Financial Performance Shows Growth and Challenges
CoreWeave announced a $4 billion collaboration expansion with OpenAI, up from previous agreements. Gross profit reached $900 million, showing the company can generate strong margins.
However, challenges remain. The company posted negative operating margins with EBIT at -3%. EBITDA margin looked healthier at 35.6%, but CoreWeave still burns cash while expanding.
Total liabilities hit $22.42 billion, creating a heavy debt load.

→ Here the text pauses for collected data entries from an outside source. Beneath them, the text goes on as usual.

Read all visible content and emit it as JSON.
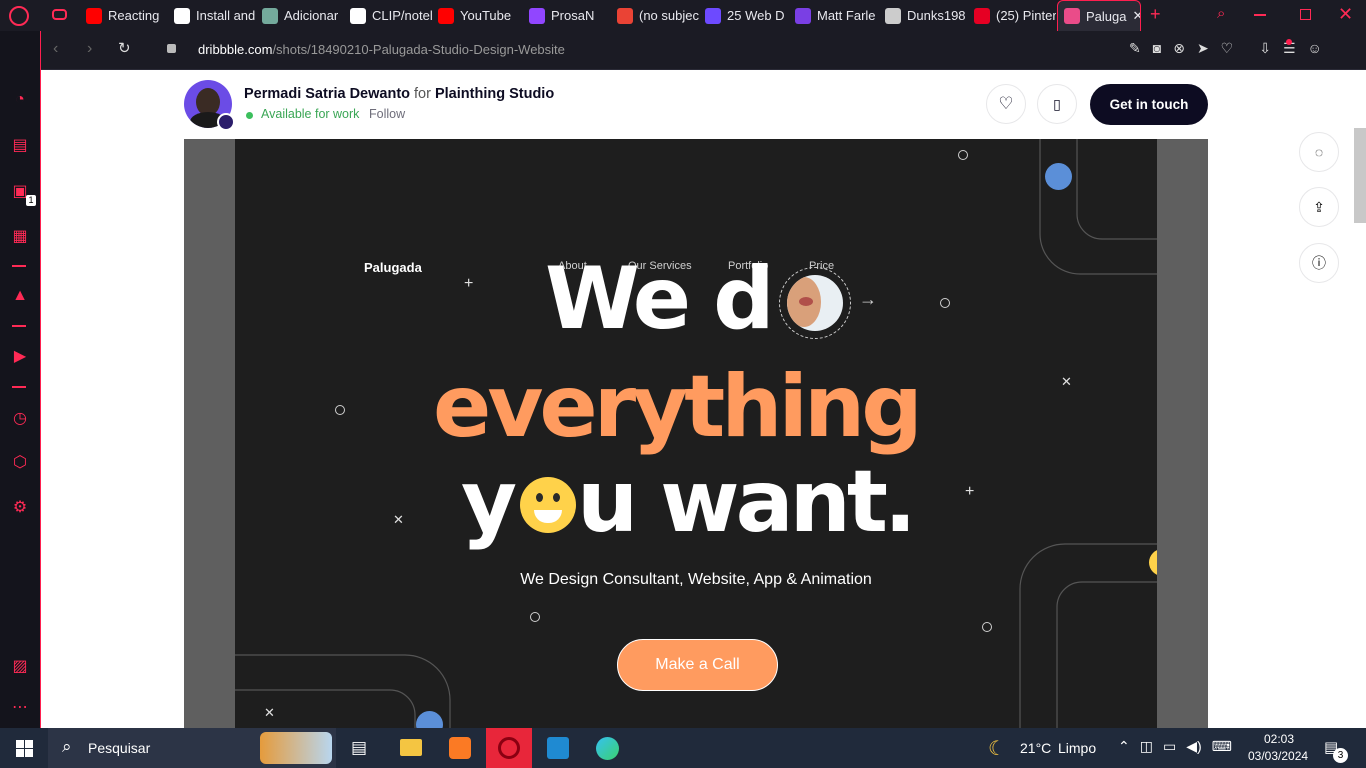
{
  "browser": {
    "tabs": [
      {
        "label": "Reacting t",
        "icon": "youtube-icon",
        "color": "#ff0000"
      },
      {
        "label": "Install and",
        "icon": "github-icon",
        "color": "#ffffff"
      },
      {
        "label": "Adicionar",
        "icon": "chatgpt-icon",
        "color": "#74aa9c"
      },
      {
        "label": "CLIP/notel",
        "icon": "github-icon",
        "color": "#ffffff"
      },
      {
        "label": "YouTube",
        "icon": "youtube-icon",
        "color": "#ff0000"
      },
      {
        "label": "ProsaN",
        "icon": "twitch-icon",
        "color": "#9146ff"
      },
      {
        "label": "(no subjec",
        "icon": "gmail-icon",
        "color": "#ea4335"
      },
      {
        "label": "25 Web D",
        "icon": "site-icon",
        "color": "#6d4aff"
      },
      {
        "label": "Matt Farle",
        "icon": "site-icon",
        "color": "#7a3fe4"
      },
      {
        "label": "Dunks198",
        "icon": "site-icon",
        "color": "#cccccc"
      },
      {
        "label": "(25) Pinter",
        "icon": "pinterest-icon",
        "color": "#e60023"
      },
      {
        "label": "Paluga",
        "icon": "dribbble-icon",
        "color": "#ea4c89"
      }
    ],
    "url_domain": "dribbble.com",
    "url_path": "/shots/18490210-Palugada-Studio-Design-Website",
    "sidebar_badge": "1"
  },
  "dribbble": {
    "author": "Permadi Satria Dewanto",
    "for_word": "for",
    "team": "Plainthing Studio",
    "availability": "Available for work",
    "follow": "Follow",
    "cta": "Get in touch"
  },
  "shot": {
    "brand": "Palugada",
    "nav": [
      "About",
      "Our Services",
      "Portfolio",
      "Price"
    ],
    "line1": "We d",
    "line2": "everything",
    "line3a": "y",
    "line3b": "u want.",
    "subtitle": "We Design Consultant, Website, App & Animation",
    "cta": "Make a Call",
    "colors": {
      "orange": "#ff9b5f",
      "blue": "#5b8fd8",
      "yellow": "#ffd24a"
    }
  },
  "taskbar": {
    "search": "Pesquisar",
    "weather": "21°C",
    "weather_desc": "Limpo",
    "time": "02:03",
    "date": "03/03/2024",
    "notifications": "3"
  }
}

The company invested $2.4 billion in capital expenditures as it builds out infrastructure rapidly.
Revenue per share sits at $5.17, while the stock trades at 10.8 times expected sales. This valuation reflects high growth expectations already built into the price.
Strong Partnerships Drive Expansion
CoreWeave has built key relationships with tech giants like NVIDIA. These partnerships provide crucial support for the company’s aggressive expansion strategy.
The AI boom continues driving demand for CoreWeave’s specialized infrastructure. The company’s solutions are gaining adoption across multiple sectors as businesses rush to implement AI capabilities.
Net cash from operating activities is working to balance expansion costs. CoreWeave finds itself in the classic growth phase where heavy spending aims to capture market share quickly.
Despite Wednesday’s gains, CoreWeave stock remains well below its previous highs. Some investor disappointment over recent acquisitions contributed to the earlier decline.
CoreWeave’s collaboration expansion with OpenAI now totals $4 billion in value, representing one of the company’s largest partnership deals.